In today's blog I want to talk to you about orbiting on social media. I have a couple messages from social media that went along with the topic for today.
The first one is a woman in college. She says, “Hi Coach Court, I saw your TikTok about social media with your ex, so here's my deal. My ex broke up with me because he felt I loved him more. It's been a month now and I blocked him on my Instagram because it hurts me mentally to see his profile and what he's doing.”
I often say that if you feel like it's going to be detrimental to your mental health then just don't even have them on there, but if you ever want to have some type of relationship with them in the future, you don't want to block them. You don't want to look like you aren't mentally stable and you can't stay centered within yourself. You're just upset at that moment so you do something irrational like block them all across social media platforms.
“He made a fake Instagram account and now looks at my stories more than once a day, every day. I want him back eventually. What should I do? Should I go private? Would that make him miss me?”
No you don't want to go private. You don't want to do any of that because essentially that's all protesting behaviors. You want to be consistent and you want to show them that no matter what you do to me, I'm just going to be me. I'm going to stay the way that I am and I'm not going to let you draw me into doing something that's uncharacteristic that shows that I'm angry or upset or spiteful. You want to stay centered and don't play into the games. Don't take anything personal and don't make any assumptions.
That's what happens when we're in relationships with somebody that's a love avoidant type. We take these things personally and we start to make assumptions. We start to assume that maybe this is just me, maybe something's wrong with me.
She goes on to say, “I want to make him miss me, but I feel if I go on private and he can't see my stuff anymore on his burner account he will get over me.”
So what you’re saying is you want him to come back towards you and you want him to continue to build up that FOMO (fear of missing out). You want to allow him to process the breakup on his own terms, but you also want him back. You can’t play these games. You need to stay who you are and if it's too much, delete them, and then you need to start healing yourself and completely x out all expectations of trying to get that person back in the future. If this is the case, then just move on. It seems like you don't really know what you want so just move on and find somebody more suitable.
You also want to check yourself and try to understand where you're getting all of these inconsistent behaviors from too. Why do you feel the need to have to play these games and block him? Get yourself centered and become self-reliant. Breakups are hard, especially when you have such a bond and a connection with somebody, but you really want to center yourself. Get to where you need to be mentally.

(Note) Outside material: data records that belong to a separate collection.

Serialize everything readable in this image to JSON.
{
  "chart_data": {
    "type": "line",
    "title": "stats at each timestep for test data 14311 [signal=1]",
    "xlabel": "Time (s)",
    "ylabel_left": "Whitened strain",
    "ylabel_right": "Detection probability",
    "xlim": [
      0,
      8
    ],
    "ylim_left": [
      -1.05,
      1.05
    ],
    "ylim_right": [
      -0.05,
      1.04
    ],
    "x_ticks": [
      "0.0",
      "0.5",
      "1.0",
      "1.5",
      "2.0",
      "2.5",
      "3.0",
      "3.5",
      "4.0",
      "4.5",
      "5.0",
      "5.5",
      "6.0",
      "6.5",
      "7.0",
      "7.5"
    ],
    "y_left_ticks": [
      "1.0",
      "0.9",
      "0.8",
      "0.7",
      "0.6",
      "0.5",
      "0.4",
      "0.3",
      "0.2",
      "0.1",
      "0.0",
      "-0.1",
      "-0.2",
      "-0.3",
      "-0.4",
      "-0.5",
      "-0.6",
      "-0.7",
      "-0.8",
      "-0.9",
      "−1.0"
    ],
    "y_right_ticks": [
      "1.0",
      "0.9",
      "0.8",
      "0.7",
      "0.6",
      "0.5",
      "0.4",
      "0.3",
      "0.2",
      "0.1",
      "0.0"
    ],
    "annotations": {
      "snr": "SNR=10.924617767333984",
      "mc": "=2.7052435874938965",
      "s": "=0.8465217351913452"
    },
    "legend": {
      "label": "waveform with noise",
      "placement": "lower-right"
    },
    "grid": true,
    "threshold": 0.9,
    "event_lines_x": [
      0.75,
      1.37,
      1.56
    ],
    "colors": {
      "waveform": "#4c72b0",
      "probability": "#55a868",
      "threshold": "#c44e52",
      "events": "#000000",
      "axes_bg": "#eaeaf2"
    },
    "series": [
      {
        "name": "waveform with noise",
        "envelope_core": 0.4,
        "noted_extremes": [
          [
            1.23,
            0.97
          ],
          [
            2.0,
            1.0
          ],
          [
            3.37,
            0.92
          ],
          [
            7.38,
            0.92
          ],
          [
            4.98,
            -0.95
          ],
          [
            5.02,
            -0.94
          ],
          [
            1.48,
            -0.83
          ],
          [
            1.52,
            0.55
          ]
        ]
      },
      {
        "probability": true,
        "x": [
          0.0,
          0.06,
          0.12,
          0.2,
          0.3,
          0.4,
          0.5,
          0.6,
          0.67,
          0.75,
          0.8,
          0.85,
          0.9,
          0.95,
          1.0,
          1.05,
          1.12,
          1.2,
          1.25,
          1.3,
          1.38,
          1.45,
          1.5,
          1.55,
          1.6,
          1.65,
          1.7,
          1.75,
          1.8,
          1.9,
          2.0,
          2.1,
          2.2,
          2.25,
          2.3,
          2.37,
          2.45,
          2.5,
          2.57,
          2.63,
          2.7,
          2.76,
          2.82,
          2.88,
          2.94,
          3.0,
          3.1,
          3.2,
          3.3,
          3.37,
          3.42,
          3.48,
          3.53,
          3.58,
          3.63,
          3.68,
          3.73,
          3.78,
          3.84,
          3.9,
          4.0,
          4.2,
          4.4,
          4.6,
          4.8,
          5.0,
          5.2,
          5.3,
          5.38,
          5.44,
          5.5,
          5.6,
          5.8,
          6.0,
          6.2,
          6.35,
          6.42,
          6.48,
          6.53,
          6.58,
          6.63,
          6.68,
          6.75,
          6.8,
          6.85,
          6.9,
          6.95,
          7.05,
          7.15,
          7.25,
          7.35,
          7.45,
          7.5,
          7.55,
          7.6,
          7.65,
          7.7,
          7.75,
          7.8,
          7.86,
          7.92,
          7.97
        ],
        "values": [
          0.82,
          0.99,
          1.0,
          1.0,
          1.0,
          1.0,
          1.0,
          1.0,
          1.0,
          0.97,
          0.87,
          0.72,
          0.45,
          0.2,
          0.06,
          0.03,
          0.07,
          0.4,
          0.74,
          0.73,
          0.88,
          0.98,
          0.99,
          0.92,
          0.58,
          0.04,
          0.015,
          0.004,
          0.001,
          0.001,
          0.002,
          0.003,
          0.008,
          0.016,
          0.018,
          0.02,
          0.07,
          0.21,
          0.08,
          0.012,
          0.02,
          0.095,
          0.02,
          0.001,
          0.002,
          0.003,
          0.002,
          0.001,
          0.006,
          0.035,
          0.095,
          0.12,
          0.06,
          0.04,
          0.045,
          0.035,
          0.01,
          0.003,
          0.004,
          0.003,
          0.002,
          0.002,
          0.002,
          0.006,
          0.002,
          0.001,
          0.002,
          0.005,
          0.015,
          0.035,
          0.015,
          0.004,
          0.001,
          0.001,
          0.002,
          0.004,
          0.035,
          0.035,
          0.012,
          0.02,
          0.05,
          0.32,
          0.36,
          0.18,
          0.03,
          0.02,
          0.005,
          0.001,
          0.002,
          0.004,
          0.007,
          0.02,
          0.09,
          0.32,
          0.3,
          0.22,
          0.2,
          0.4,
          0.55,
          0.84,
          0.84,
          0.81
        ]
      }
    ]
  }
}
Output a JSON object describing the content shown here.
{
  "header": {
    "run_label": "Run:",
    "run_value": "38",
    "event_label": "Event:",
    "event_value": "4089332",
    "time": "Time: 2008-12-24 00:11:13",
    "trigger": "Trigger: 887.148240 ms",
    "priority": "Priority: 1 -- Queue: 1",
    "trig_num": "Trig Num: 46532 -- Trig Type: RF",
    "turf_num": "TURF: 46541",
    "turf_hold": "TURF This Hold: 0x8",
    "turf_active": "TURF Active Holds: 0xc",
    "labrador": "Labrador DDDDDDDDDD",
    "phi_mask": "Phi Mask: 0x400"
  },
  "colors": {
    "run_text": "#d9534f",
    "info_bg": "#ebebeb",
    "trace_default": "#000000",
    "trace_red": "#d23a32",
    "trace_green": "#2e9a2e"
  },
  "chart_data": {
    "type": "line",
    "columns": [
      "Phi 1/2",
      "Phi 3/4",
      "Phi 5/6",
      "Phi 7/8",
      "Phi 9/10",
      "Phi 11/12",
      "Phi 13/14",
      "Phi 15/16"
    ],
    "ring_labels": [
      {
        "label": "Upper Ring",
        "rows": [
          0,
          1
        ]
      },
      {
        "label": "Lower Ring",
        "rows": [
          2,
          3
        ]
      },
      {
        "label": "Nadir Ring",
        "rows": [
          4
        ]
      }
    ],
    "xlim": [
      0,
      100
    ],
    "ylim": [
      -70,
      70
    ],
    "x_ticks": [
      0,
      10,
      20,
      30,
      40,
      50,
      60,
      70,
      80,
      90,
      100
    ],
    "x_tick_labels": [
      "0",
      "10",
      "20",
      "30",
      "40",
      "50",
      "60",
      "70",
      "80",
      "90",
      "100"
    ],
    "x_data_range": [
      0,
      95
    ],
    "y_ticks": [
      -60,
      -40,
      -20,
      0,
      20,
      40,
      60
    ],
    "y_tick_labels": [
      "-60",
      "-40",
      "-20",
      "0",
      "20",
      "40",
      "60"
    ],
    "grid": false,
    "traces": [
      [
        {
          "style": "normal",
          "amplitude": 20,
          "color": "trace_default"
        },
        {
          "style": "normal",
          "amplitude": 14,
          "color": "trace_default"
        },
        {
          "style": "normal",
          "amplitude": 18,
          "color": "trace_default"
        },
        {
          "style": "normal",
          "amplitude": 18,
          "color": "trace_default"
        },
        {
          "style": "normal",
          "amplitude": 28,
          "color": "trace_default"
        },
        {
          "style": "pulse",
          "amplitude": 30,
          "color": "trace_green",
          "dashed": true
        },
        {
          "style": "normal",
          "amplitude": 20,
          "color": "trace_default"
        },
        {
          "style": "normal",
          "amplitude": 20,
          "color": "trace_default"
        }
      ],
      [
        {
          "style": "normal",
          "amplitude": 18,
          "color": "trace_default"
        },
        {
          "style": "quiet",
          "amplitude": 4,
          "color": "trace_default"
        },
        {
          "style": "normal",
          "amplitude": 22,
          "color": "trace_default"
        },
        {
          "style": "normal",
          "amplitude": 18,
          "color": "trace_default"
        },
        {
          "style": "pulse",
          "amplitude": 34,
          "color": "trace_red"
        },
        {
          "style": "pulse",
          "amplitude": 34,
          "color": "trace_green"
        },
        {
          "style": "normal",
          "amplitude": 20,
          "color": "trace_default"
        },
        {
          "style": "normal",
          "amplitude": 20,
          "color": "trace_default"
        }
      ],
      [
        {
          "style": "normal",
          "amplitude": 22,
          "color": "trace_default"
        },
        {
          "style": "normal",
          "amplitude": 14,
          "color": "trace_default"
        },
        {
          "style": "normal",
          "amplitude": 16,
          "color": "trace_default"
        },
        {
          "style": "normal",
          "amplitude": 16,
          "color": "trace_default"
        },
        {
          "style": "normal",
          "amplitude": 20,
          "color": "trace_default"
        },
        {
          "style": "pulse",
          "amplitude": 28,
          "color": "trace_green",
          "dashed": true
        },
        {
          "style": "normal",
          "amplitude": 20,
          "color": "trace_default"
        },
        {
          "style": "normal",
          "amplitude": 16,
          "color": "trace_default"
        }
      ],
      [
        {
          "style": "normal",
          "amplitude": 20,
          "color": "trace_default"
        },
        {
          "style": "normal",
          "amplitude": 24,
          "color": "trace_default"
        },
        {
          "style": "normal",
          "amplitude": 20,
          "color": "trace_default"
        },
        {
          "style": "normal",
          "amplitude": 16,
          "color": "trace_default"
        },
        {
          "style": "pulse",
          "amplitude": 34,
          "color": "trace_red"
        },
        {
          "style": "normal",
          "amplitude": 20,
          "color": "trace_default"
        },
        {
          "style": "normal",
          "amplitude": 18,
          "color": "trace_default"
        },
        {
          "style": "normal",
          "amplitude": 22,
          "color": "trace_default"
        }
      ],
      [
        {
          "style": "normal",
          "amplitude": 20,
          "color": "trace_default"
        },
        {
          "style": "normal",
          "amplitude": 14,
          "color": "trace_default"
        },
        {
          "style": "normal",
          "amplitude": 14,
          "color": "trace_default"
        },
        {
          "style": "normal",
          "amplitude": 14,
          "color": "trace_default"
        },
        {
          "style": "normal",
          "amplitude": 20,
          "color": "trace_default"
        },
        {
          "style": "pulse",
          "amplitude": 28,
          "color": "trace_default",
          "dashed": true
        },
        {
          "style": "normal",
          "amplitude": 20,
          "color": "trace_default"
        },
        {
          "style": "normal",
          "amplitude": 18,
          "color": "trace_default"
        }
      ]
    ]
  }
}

The next comment is from a guy that's in college. “Hello Mr. Court. I'm currently a freshman and I have an issue that I need input on. About a month ago I met a girl and now I’ve fallen for her badly. For about a week it seemed like she had high interest. I would walk her back to our dorms on two occasions, and after a while I didn't want to waste any more time. I ended up asking her if she wanted to pursue a relationship. What confuses me the most is even though she did reject me, she still views my story and responds back very quickly.”
You don't want to take that personal because when you're on social media you have to think about how you operate. Sometimes you're not romantically interested in people, but you watch their stories on social media or you like their posts. You're just friends with them and you're just curious and interested in their life. Just because they're watching your stories and they're orbiting you doesn't mean they want you back and it doesn't mean that you're somebody that they were meant to be with.
Sometimes you accidentally scroll to that person’s story and next thing you know your little name popped up. Just understand that just because she's viewing your stories doesn’t necessarily mean anything. The fact that you guys can't talk in person means that there's definitely some type of uncomfortableness there.
I would just say move on. If things progress into something a little bit more intense, then I think that's something that would be in your favor, but for right now don't try to force things. Don't try to get some type of label onto what you guys have.
For people who are love avoidants things really change when you put the label on a relationship. They feel like they have to show up a certain way and they feel like they have to act totally different than what they were acting before. They feel like you have this expectation for them to show up and be something more than what they want to be in that current moment. I think that's kind of what she was trying to tell you. Like let's just see where this goes. Let's just have fun, be relaxed, and not have expectations. You're a freshman so just focus on your purpose and your mission in life. Right now you're investing in yourself so try not to waste that time.
In conclusion, I feel like you really need to take social media with a grain of salt. Just because they're viewing your stories or orbiting you, and they seem as if they're interested in your life, that doesn't mean they want some type of romance from you.